# Binary Search Of Sorted Array In Clojure Basic Algorithms Part Three

## Aug 3, 2016 09:03 · 580 words · 3 minute read

### The problem

Find an element in a sorted array using binary search

### The solution

The solution is pretty straight forward. I added in some printlns to get a sense of how we drill down in the recursion to find the element.

```
(defn binary-search [v value]
(loop [low 0 high (dec (count v))
depth 0]
(let [half-way (quot (+ high low) 2)]
(do (println (str "half-way is " half-way))
(println (str "low is " low))
(println (str "high is " high))
(println (str "depth is " depth))
(if (<= high (inc low))
(cond (= value (v low)) low
(= value (v high)) high
:else nil)
(let [middle (quot (+ low high) 2)]
(if (< (v middle) value)
(recur (inc middle) high (inc depth))
(recur low middle (inc depth)))))))))
```

You can call the function like this:

```
(binary-search (vec (range 0 10)) 1000)
```

Dialing up the range you can see how many steps it takes to get to the value.

There’s also a java implementation of binary search.

```
java.util.Collections.binarySearch(List<T> list, T key, Comparator<? super T> c).
```

I decided to see compare the two implementations with a variety of elements in the collection while, looking for a random element. I took the average time over 100,000 runs to see how different the two implementations did.

The two implementations that I ran were.

```
(defn binary-search [v value]
(loop [low 0 high (dec (count v))
depth 0]
(let [half-way (quot (+ high low) 2)]
(if (<= high (inc low))
(cond (= value (v low)) low
(= value (v high)) high
:else nil)
(let [middle (quot (+ low high) 2)]
(if (< (v middle) value)
(recur (inc middle) high (inc depth))
(recur low middle (inc depth))))))))
```

vs

```
(defn java-binary-search [v value]
(Collections/binarySearch v value compare))
```

For 1000000 elements in the array using java-binary-search I got.

```
{:average 30.04732094221115, :std-deviation 9.367210018023908}
```

For 1000000 element in the array using binary-search I got.

```
{:average 29.451808820724487, :std-deviation 9.199826118870515}
```

Insanely they were basically the same. It took about 5 mins to get the results back for 10,000 runs. So I decided to dial up the number of elements to 10,000,000 and reduce the number of runs to 100.

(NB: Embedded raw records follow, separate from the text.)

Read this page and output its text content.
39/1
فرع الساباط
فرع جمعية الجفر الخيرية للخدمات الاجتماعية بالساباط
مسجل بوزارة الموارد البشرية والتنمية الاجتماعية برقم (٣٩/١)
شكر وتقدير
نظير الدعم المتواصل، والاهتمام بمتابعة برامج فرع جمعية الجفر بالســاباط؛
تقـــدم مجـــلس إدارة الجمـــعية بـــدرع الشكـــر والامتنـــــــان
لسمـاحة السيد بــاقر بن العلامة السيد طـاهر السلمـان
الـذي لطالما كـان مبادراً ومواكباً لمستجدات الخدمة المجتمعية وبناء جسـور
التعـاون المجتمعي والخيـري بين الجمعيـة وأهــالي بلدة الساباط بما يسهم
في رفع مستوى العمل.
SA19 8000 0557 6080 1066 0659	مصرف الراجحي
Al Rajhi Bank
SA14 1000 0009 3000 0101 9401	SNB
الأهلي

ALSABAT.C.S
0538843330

For java-binary-search I got

```
{:average 870.9942288208008, :std-deviation 705.2356880437546}
```

For binary-search I got

```
{:average 728.1910227966308, :std-deviation 441.7981992776274}
```

There is some difference here. The standard deviations show that java-binary-search has a slightly wider spread, which means it could be faster in some cases with some outliers as compared to binary search. Since I didn’t I decided to look at the implementation of binarySearch within Java itself. For the record here it is.

```
private static <T> int indexedBinarySearch(List<? extends T> l, T key, Comparator<? super T> c) {
int low = 0;
int high = l.size()-1;
while (low <= high) {
int mid = (low + high) >>> 1;
T midVal = l.get(mid);
int cmp = c.compare(midVal, key);
if (cmp < 0)
low = mid + 1;
else if (cmp > 0)
high = mid - 1;
else
return mid; // key found
}
return -(low + 1); // key not found
}
```

This is actually the indexed version of binary search, but since we are using a vector/array I figured this would be the one that was getting used from Clojure (though I didn’t confirm this). I’m not sure why the two implementations are so close together. I would love to see the byte code produced by each invocation. Maybe in a future post I will do exactly that. For now this will have to be good.